The 6-foot tall 270-pound former Navy officer was fired in 2009 for allegedly filing a false complaint of excessive force against his training officer. Dorner accused his training officer of kicking a mentally ill man during an arrest in 2007.
Does that sound familiar?
Of course, it wouldn’t be the first time L.A. cops have kicked, beaten, bludgeoned and stomped a helpless suspect in Rodney King style. But the Department ruled the allegations unfounded and kicked Dorner off the force for filing a false complaint. He challenged his firing in court and lost.
It all sounds rather suspicious to me. What would Dorner have to gain by filing that kind of false complaint? On the other hand, what would the Los Angeles Police Department have to gain by squelching it? It doesn’t take a rocket scientist to figure that one out.
In a manifesto released last week, he blamed racism and corruption in the department for his removal and vowed to wage "unconventional and asymmetrical warfare" against LAPD officers and their families. He called it a "last resort" to clear his name and strike back at a department he says mistreated him.
Predictably, Police Chief Beck describes the situation differently: "This is an act -- and make no mistake about it -- of domestic terrorism," he opined. "This is a man who has targeted those that we entrust to protect the public. His actions cannot go unanswered."
That makes me even more suspicious.
This is clearly not domestic terrorism but rather specific acts of targeted revenge against those he believes have done him wrong. There is no question in my mind that police officers in the City of Angles are not there entrusted to protect the public. They are there to protect the interests of the parasitic political politicians and bureaucrats -- their bosses.
Beck magnanimously announced that the LAPD would re-examine its proceedings against Dorner -- "not to appease a murderer," but "to reassure the public that their police department is transparent and fair in all things we do… I am aware of the ghosts of the LAPD's past, and one of my biggest concerns is that they will be resurrected by Dorner's allegations of racism within the department," he announced.

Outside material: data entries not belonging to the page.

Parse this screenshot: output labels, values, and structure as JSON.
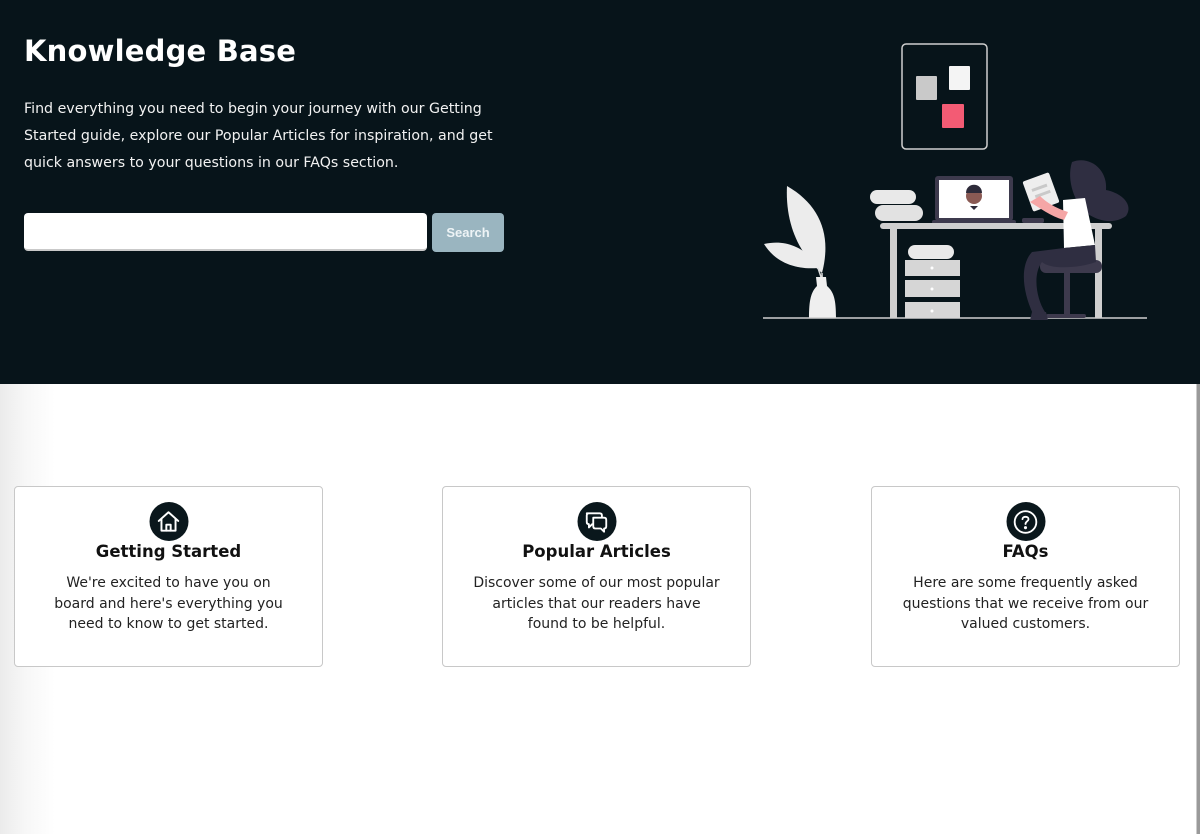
{
  "hero": {
    "title": "Knowledge Base",
    "description": "Find everything you need to begin your journey with our Getting Started guide, explore our Popular Articles for inspiration, and get quick answers to your questions in our FAQs section.",
    "search": {
      "value": "",
      "placeholder": "",
      "button_label": "Search"
    },
    "illustration": "person-working-at-desk-illustration"
  },
  "colors": {
    "hero_bg": "#07141a",
    "search_button_bg": "#9ab5c0",
    "accent_pink": "#f35b74",
    "icon_circle": "#0a171c"
  },
  "cards": [
    {
      "icon": "home-icon",
      "title": "Getting Started",
      "description": "We're excited to have you on board and here's everything you need to know to get started."
    },
    {
      "icon": "chat-bubbles-icon",
      "title": "Popular Articles",
      "description": "Discover some of our most popular articles that our readers have found to be helpful."
    },
    {
      "icon": "question-circle-icon",
      "title": "FAQs",
      "description": "Here are some frequently asked questions that we receive from our valued customers."
    }
  ]
}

Humm … the suspicion just keeps piling up in this case.
Yes, the ghosts of the LAPD’s past probably have something to do with this, and chief Beck is probably going to orchestrate a proper whitewash of the whole affair just like the Department did with Dorner’s excessive force complaint.
Dorner is most likely about to be screwed again.
Apparently the LAPD is now guarding the families of more than 50 police officers. Officers guarding one house early Thursday shot and wounded two women who were driving a pickup similar to Dorner's, something chief Beck called a "tragic, horrific incident."
He said that the shootings of Margie Carranza, 47, and her mother, Emma Hernandez, 71, occurred a day after the manhunt for Dorner began and that the officers were under enormous pressure.
Yeah, right. A middle aged and elderly pair of innocent women is mistaken for the 270 pound 6-foot tall male cop-killer. Sure sounds to me as though it was just another shoot first and ask questions later scenario, the kind of thing that cops are famous for in America.
No doubt that is what’s going to happen to Dorner the moment they catch up with him.
Oh, well; someone is about to hit the cop-killer jackpot in California, and I don’t reckon that Mr. Dorner will live to tell his side of it.